A mullah squats against the wall of the mausoleum, reading the Koran. The woman turns to go and she is weeping. "Commander Ahmed Shah Massoud helped our hospital very much," she says. "I cannot talk now."

She floats away, an apparition, one more element in the growing mythology of Massoud.

The guards at the tomb keep a visitors' book with entries in French, English, Chinese and Japanese, as well as the Tajiks' language, Dari. The messages - many of them from Western journalists who had interviewed Massoud - are gushing. It seems ironic that Massoud was so admired abroad, when his constant refrain was the danger of foreign intervention.

"We want good relations with foreign countries, but we do not want to be under their control," says the Massoud quotation outside his tomb.

"While he was alive, there was no hand of foreigners in Afghanistan," the 22-year-old guard tells me, apparently forgetting 10 years of Soviet occupation and the Pakistani influence on the Taliban.

"We follow his way by cutting foreign hands from Afghanistan.

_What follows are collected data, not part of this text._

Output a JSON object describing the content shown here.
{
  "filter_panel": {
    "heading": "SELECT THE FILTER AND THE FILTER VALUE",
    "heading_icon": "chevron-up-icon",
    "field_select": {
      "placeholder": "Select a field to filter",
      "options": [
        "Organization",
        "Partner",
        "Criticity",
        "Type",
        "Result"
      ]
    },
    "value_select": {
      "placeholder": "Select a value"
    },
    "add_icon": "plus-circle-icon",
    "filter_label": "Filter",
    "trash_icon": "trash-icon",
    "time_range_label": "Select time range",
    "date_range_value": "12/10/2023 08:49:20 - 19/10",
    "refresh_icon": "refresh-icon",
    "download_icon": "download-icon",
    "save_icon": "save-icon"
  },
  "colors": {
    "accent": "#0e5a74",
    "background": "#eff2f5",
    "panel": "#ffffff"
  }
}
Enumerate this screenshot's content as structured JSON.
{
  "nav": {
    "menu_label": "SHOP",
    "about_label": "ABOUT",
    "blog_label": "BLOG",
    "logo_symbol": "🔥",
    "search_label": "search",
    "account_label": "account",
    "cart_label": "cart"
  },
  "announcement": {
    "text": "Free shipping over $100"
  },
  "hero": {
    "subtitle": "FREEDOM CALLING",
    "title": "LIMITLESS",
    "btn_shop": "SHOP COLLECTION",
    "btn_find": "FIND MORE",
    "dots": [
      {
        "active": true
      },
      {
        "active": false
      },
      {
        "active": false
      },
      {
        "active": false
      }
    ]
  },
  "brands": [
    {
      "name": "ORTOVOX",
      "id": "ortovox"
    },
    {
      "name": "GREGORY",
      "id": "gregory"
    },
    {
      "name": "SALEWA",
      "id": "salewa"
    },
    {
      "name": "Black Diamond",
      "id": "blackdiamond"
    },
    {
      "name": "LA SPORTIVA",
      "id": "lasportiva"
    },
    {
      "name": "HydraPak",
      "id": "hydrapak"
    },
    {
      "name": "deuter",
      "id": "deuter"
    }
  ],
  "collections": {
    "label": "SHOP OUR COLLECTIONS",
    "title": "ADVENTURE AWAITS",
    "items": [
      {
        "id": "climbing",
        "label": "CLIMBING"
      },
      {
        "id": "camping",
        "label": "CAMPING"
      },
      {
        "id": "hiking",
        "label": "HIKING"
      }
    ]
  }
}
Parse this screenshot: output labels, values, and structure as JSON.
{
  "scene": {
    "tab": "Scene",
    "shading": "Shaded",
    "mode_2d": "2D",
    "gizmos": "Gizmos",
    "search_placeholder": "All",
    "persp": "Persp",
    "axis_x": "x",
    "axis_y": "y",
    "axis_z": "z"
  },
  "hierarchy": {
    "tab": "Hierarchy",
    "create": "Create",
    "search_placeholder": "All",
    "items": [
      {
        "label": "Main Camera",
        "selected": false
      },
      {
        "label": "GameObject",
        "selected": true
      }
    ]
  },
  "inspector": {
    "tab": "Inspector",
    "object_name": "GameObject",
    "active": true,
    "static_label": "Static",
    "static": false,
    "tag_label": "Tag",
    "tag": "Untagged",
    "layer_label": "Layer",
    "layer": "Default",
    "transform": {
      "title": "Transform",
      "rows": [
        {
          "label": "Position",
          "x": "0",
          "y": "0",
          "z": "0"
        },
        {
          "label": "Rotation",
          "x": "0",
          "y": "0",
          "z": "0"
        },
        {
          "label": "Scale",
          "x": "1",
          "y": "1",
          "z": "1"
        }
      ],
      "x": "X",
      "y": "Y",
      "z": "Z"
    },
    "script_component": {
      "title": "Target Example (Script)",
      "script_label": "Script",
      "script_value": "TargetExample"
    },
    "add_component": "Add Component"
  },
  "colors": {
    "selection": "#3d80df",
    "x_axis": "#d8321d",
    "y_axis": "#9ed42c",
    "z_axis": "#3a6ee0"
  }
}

As long as there are foreign hands, there can never be peace in Afghanistan."

Among the men coming to pray at the graveside, I come across another crucial ingredient of myth-making: the premonition. Hafizullah (60), a cousin of the "great martyr", last saw Massoud a week before he was murdered.

"He was swimming with his son and nephew in the Panjshir river, and while they were swimming, he told his son, 'This is the last time I will swim with you'. That night he woke his wife at 1 a.m. and told her, 'I will not be here long. Soon I will be martyred'."

When I ask the name of Massoud's widow, the interpreter refuses to translate the question. I insist, and receive only embarrassed silence in reply. In Afghanistan, there is a taboo against speaking any woman's name.

In villages, the mere mention of a female leads to fights between her relatives and the imprudent speaker. Despite Massoud's "progressive" Islam, the women in his enclave do not exist, even in name. Massoud had three wives, a western Afghan expert told me, warning that I risked being expelled from "free Afghanistan" if I reported it.

Still trying to understand Massoud's hold over his followers, I spoke to another man emerging from the domeless mausoleum.

"Massoud was a champion," he said. "If you want to know who he was, look at all the burnt-out Russian tanks and vehicles."

As if on cue, he points to the carcass of a T-55, lying at a slant on the mountainside, just 30 metres from the tomb.

But if Massoud was such a great man, I ask, why is the United Front enclave so poor, without plumbing, electricity or paved roads, only gunmen and weapons? The great man's cousin, Hafizullah, answers: "It was better to finish the fight first."